Downloads | inDev. Journal
quick links for sharing
strongSwan root CA
Self-signed certificate for site-to-site strongSwan services. Private use only!
New updates for the Certificate Authority (CA), I’ve re-signed all the server keys with a single CA key.
So, just one copy of root CA cert need to install on your side:
https://cdn.honglin.eu.org/bucket-oc-ashburn/o/public/strongswan_certs/strongSwan.pem
Choose one of the server address below, random server will be chosen for regions that served with multiple servers.
| server address | region(s) | updated |
|---|---|---|
| dXMuaWtldjIuZnJhbmtpbmRldi5jb20= | Ashburn, US | 7 months and 2 weeks ago |
| a3IuaWtldjIuZnJhbmtpbmRldi5jb20= | Seoul, KR | 7 months and 2 weeks ago |
| aWtldjIuZnJhbmtpbmRldi5jb20= | US, KR | 7 months and 2 weeks ago |
👉 See step-by-step configuration instructions here.
👉 macOS, iOS, and Windows 10 have native support for IKEv2.

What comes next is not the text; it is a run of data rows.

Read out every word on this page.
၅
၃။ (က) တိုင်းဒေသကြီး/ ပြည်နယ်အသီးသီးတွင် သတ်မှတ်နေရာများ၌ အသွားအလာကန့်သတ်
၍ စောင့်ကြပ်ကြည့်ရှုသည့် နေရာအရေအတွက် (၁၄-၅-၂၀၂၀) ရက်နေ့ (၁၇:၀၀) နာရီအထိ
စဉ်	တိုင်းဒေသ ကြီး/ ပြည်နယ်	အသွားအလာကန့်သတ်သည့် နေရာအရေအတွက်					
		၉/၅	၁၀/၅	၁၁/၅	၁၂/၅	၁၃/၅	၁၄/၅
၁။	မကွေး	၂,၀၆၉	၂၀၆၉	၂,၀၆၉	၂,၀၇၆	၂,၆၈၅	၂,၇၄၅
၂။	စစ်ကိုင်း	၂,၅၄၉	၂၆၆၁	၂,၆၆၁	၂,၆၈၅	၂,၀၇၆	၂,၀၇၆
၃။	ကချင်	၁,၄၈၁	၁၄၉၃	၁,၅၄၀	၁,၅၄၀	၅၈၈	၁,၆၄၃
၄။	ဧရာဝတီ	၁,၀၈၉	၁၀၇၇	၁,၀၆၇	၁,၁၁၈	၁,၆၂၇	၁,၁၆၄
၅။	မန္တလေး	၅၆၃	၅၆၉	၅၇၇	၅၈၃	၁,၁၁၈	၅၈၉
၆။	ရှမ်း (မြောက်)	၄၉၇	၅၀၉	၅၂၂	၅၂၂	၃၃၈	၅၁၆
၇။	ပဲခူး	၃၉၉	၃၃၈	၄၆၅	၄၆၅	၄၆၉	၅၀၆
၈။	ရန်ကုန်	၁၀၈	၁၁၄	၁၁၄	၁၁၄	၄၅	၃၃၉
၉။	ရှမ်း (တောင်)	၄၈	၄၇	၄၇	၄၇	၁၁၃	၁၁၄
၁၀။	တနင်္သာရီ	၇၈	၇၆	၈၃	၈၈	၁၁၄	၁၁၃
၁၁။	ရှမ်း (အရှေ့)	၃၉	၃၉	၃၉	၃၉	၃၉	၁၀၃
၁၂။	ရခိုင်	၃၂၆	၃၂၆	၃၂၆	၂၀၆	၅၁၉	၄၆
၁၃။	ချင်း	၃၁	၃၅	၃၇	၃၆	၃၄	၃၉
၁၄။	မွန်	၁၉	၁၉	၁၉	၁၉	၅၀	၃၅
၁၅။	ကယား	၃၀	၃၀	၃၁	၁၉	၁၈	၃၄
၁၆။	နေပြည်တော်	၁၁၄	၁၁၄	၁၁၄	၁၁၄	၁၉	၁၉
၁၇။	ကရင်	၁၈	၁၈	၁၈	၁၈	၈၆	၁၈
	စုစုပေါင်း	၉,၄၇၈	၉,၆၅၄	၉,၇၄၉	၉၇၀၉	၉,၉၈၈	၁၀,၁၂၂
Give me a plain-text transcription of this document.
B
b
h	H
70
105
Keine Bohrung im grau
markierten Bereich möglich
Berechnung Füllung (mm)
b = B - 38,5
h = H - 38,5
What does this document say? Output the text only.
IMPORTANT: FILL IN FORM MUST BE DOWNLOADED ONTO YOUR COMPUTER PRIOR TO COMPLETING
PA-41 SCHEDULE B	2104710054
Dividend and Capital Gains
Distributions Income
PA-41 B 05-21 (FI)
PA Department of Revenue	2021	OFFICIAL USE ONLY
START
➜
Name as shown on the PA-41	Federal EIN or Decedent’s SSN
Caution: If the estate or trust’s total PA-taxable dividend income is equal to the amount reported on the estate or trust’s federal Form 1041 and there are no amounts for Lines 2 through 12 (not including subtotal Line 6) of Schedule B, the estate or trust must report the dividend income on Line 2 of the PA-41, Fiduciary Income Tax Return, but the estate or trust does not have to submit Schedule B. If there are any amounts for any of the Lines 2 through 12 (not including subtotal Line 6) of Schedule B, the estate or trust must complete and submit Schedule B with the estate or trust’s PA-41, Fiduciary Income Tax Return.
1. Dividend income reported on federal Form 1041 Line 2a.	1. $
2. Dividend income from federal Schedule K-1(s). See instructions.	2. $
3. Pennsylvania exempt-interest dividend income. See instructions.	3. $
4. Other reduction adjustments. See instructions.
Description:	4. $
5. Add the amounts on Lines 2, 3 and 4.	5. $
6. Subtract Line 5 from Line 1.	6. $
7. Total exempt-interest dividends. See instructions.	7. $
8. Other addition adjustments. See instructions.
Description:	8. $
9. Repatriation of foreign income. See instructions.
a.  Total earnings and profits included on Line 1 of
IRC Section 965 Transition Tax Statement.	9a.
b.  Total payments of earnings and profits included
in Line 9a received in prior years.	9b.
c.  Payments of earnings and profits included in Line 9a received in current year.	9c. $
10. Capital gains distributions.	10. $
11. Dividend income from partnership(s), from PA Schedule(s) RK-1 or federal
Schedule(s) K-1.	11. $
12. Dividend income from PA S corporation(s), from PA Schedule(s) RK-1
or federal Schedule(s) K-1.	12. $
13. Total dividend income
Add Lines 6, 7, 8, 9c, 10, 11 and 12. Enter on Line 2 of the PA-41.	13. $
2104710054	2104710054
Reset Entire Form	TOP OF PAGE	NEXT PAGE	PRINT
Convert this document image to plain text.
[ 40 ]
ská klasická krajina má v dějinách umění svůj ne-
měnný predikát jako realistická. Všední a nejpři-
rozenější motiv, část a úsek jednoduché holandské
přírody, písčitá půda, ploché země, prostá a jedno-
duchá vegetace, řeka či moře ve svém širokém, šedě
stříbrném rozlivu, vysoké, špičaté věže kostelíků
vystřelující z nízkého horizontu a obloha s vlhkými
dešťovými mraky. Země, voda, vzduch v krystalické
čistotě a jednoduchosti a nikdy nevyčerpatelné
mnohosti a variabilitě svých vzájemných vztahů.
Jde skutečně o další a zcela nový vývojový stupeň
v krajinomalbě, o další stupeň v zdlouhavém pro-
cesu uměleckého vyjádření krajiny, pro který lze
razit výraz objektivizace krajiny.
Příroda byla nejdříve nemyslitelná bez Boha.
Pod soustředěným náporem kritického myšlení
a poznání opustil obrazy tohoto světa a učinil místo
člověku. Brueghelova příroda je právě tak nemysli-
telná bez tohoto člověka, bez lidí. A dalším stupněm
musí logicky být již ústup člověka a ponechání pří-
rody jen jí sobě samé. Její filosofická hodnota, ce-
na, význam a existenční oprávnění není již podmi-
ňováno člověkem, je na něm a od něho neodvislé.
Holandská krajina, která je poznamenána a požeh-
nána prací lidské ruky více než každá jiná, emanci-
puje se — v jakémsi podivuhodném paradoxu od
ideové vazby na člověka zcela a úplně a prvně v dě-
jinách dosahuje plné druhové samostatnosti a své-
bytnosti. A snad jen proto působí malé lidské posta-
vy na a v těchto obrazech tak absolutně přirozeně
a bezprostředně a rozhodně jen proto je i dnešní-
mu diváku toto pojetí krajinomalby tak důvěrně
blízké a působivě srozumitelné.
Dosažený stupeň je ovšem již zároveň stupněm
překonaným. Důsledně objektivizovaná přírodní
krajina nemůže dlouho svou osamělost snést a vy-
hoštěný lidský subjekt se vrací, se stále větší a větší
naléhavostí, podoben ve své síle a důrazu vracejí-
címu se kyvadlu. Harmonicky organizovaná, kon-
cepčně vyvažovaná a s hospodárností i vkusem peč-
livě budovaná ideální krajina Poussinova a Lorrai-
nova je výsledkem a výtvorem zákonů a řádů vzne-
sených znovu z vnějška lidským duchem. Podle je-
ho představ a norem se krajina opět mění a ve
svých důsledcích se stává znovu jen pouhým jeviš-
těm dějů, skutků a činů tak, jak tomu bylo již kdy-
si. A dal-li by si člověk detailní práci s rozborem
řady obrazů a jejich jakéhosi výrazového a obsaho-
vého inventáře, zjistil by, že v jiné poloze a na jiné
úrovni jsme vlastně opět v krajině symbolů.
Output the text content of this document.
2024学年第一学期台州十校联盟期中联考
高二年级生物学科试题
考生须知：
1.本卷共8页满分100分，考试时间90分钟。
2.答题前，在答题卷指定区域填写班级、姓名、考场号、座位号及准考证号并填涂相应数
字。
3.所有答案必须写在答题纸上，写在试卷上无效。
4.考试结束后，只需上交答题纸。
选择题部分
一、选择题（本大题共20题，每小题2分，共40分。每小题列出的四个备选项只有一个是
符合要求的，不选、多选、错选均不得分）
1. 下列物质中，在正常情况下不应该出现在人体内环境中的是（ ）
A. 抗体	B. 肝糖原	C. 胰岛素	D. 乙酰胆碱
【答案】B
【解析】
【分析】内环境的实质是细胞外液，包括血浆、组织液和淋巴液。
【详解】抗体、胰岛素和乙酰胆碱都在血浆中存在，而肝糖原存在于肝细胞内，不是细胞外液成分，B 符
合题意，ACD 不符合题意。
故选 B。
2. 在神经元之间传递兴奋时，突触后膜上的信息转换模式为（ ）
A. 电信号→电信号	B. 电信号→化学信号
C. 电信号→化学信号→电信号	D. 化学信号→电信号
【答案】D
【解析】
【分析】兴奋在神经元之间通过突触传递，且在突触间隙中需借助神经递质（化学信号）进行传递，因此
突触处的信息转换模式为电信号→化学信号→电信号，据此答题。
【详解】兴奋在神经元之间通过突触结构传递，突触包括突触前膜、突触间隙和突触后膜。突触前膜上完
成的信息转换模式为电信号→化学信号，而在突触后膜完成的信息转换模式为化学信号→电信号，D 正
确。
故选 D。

🥳 Start from Android 12, IKEv2 is natively supported, no 3rd-party application required.
👉 For friends using elder Android versions, please use strongSwan-2.3.3.apk 👏. Note that you need to specify the Server ID to the server address you’ve chosen in Advanced Setting in case of failure of authentication…
📟 Or, check the 3rd-party service via the link. Sadly Android 12 don’t support L2TP anymore…
Encrypt DNS configs
On iOS 14+ or macOS Big Sur devices you can download and install a special .mobileconfig file that adds DNS-over-HTTPS or DNS-over-TLS servers encrypt your DNS requests.
Here’s my configuration file for my hosted DNS-over-HTTPs: doh.mobileconfig, proxied with Fly.io.
On Android, you can set the the Private DNS to cHVibGljLmRvdC5mcmFua2luZGV2LmNvbQ== (base64, double click to reveal the address), with DNS encryption and ad filtering.